We believe in open source. We also believe some code should stay closed. Here is how we think about the line between the two.

We open-source almost everything we build. Our libraries, our rewrites, even the site you’re reading this on. So when someone notices a project on our portfolio that doesn’t have a GitHub link, the question is fair: why?

The short answer is that open source is a choice, not a default. And like every choice, it should be made deliberately.

Not everything is ours to share

The most obvious reason is client work. When someone hires us to build a dashboard, an internal tool, or an inventory system, that code belongs to the engagement. It contains their business logic, their data models, their trade secrets. Publishing it would be a breach of trust — full stop.

This isn’t a grey area. Client code is private because it’s not ours.

We’re proud of the work we do for clients. We list these projects because they represent real problems solved with real engineering. But the source stays behind closed doors, and that’s exactly where it should be.

Some tools are our livelihood

Beyond client work, there’s a second category: tools and products we build for ourselves that we plan to sell or license.

Open source doesn’t pay the bills on its own. We’ve seen too many maintainers burn out trying to sustain projects on goodwill and GitHub stars. We don’t want to be in that position, and we don’t think it’s healthy for the ecosystem either.

So when we build something that could sustain us financially — a desktop app, a paid service, a proprietary tool — we keep the source closed. Not because we’re ashamed of the code, but because we need the business model to work.
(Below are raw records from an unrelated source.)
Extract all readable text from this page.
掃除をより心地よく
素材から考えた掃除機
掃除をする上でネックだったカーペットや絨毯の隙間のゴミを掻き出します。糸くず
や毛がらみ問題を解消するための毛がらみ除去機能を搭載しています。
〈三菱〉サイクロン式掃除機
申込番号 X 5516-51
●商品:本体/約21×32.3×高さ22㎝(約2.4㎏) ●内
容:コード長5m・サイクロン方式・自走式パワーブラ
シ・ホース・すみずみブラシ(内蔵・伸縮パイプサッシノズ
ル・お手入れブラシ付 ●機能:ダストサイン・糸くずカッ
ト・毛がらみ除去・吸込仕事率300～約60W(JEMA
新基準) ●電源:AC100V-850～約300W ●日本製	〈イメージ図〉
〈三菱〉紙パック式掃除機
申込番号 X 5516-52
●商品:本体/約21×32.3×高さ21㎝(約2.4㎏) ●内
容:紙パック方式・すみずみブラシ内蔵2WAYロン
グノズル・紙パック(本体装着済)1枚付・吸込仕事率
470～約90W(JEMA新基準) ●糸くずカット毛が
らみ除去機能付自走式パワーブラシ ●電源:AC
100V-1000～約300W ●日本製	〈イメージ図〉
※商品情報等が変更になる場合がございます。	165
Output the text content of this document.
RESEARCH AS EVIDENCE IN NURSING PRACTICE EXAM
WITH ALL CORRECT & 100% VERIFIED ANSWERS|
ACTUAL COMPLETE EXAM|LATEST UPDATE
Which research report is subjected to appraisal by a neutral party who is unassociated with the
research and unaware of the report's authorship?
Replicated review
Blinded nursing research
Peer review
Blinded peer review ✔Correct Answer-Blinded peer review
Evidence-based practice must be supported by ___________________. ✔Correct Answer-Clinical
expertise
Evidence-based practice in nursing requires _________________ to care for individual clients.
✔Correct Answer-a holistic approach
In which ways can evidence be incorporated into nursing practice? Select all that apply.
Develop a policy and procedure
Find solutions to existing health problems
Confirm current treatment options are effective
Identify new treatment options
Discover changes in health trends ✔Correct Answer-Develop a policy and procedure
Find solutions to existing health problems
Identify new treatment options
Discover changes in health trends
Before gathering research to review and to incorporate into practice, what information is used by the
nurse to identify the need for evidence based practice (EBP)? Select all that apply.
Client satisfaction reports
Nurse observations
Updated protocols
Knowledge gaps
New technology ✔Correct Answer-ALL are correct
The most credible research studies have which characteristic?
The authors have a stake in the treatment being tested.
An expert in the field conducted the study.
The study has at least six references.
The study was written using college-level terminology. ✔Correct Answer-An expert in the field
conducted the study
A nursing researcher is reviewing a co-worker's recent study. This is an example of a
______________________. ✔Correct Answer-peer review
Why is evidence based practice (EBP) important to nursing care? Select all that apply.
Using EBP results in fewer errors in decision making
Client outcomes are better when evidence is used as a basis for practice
This lets us keep doing what we love: building good software and giving most of it away for free.

Open source is a commitment, not a dump

There’s a third reason, less obvious but equally important. Opening a repository means maintaining it in public. It means handling issues, reviewing pull requests, writing documentation, and supporting people who depend on your code.

We take that seriously. When we open-source a project, we commit to making it genuinely useful — not just pushing code to GitHub and walking away. Every open-source project we maintain has documentation, clear licensing, and a development roadmap.

If a project isn’t ready for that level of commitment, we keep it private until it is. Publishing half-baked code under an open license doesn’t help anyone. It creates false expectations and wastes everyone’s time.

How we decide

Our rule of thumb is simple:

  1. Is it client work? Private. Always.
  2. Is it a product we plan to sell? Private, with clear licensing.
  3. Is it a general-purpose tool or library? Open source.
  4. Is it a learning project or rewrite? Open source.
  5. Is it not ready yet? Private until it is.

Most of what we build falls into categories three and four, which is why the majority of our work is public. But we don’t force it. Open source should be a gift, not an obligation.

The balance

We’ve written before about building in public and why we think transparency makes better software. We stand by that. Sharing code forces you to write code worth sharing. It invites feedback, catches mistakes, and builds trust.

But transparency doesn’t mean exposing everything. A carpenter can show you their workshop, demonstrate their techniques, and share their blueprints — without giving you the keys to their client’s house.

That’s the balance we aim for. Open by default, private when it matters. Generous with our tools, protective of our clients. Honest about what we share and what we don’t.

If a project on our site doesn’t have a link, now you know why. And if you want to see the code we do share, it’s all on GitHub.